As another possibility, there may be some cyst-specific fluorophore inside the cysts which is excited by 488 nm more intensely than 580 nm. In Fig. 2, CME was visible even in 580 nm-AF. From the absorption spectra of MPs, natural blockage of 580 nm excitation light by MPs is not likely to be caused, thus this may be a case supporting the second hypothesis. This hyperautofluorescence was very mild, and histochemical investigation may be necessary to address this issue; however, it would still not be easy to explain why only cysts in macular area show hyperautofluorescence. Intensity analysis may also help to distinguish whether it is “true” autofluorescence.

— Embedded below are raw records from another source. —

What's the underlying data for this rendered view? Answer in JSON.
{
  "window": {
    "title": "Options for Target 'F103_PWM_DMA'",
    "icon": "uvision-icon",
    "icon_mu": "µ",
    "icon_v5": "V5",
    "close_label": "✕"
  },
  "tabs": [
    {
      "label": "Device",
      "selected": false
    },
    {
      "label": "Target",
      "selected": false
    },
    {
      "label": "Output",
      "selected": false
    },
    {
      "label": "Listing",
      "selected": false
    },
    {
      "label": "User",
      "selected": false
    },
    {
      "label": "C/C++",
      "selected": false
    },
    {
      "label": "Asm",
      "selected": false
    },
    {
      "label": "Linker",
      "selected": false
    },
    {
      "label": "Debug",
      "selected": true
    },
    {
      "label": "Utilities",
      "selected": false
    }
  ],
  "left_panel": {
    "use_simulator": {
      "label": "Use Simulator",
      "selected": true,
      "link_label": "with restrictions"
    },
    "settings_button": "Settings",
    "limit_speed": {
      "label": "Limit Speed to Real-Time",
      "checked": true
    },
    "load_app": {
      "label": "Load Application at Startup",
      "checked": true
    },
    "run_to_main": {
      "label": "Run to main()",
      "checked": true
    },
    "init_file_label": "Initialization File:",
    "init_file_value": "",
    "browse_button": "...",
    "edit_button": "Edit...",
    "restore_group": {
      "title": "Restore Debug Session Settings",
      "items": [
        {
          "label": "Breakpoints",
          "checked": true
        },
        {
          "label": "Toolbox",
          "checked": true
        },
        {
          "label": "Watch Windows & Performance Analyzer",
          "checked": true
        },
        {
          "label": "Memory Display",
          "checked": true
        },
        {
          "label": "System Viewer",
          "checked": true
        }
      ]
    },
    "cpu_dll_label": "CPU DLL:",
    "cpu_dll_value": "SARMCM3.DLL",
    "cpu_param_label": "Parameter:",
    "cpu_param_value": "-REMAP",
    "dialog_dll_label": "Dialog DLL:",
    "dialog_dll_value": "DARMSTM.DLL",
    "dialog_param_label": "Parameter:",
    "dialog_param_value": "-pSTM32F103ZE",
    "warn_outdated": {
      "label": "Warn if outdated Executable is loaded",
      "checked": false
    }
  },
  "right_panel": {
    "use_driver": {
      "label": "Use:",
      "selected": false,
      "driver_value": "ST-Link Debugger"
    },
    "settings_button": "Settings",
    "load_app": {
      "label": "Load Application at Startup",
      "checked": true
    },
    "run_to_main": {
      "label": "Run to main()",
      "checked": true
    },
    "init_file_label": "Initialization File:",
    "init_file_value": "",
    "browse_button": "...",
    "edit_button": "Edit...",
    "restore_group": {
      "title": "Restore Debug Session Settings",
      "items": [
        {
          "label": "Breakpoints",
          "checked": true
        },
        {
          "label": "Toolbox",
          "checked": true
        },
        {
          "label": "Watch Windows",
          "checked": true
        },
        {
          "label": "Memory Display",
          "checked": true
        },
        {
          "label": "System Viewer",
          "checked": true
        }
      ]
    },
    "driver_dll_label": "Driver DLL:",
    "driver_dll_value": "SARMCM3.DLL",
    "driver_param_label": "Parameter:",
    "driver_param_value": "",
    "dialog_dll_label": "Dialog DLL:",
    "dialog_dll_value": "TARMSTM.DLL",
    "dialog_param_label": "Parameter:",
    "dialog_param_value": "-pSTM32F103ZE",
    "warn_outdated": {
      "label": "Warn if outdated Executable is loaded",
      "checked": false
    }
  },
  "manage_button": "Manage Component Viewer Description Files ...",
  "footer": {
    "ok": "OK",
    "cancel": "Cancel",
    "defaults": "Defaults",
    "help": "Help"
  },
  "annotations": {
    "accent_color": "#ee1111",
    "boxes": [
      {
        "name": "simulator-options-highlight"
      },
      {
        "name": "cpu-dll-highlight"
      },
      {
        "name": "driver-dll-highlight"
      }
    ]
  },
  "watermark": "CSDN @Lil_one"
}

Although further study such as the measurement of MP density is necessary to confirm our hypothesis, currently we consider this “relative” or “pseudo” autofluorescence as a possible mechanism for explaining this phenomenon. From these findings, AF analysis with 488 nm has the potential to be a non-invasive diagnostic tool of CME. Recently, McBain et al. reported the sensitivity of AF imaging for CME detection [25]. They used the HRA2 (488 nm-AF), and CME was detected with 81% sensitivity and 69% specificity compared with standard FA. They concluded that AF imaging might be a non-invasive diagnostic tool for detecting CME. For the diagnosis and management of CME, we agree that OCT already plays a major role, with the widespread prevalence and improving technology showing even precise three-dimensional retinal morphology non-invasively. Thus, AF is not likely to replace OCT, but might be another option for diagnosing or tracking CME. For developing hyperautofluorescence in CME, McBain et al. also assumed a similar mechanism to us.

Our result using both 488 nm and 580 nm excitation is consistent with their result, and may reinforce expanding understanding about the reading of AF images.

Finally, we should notice that the AF imaging may show different results, depending on the excitation wave length currently available.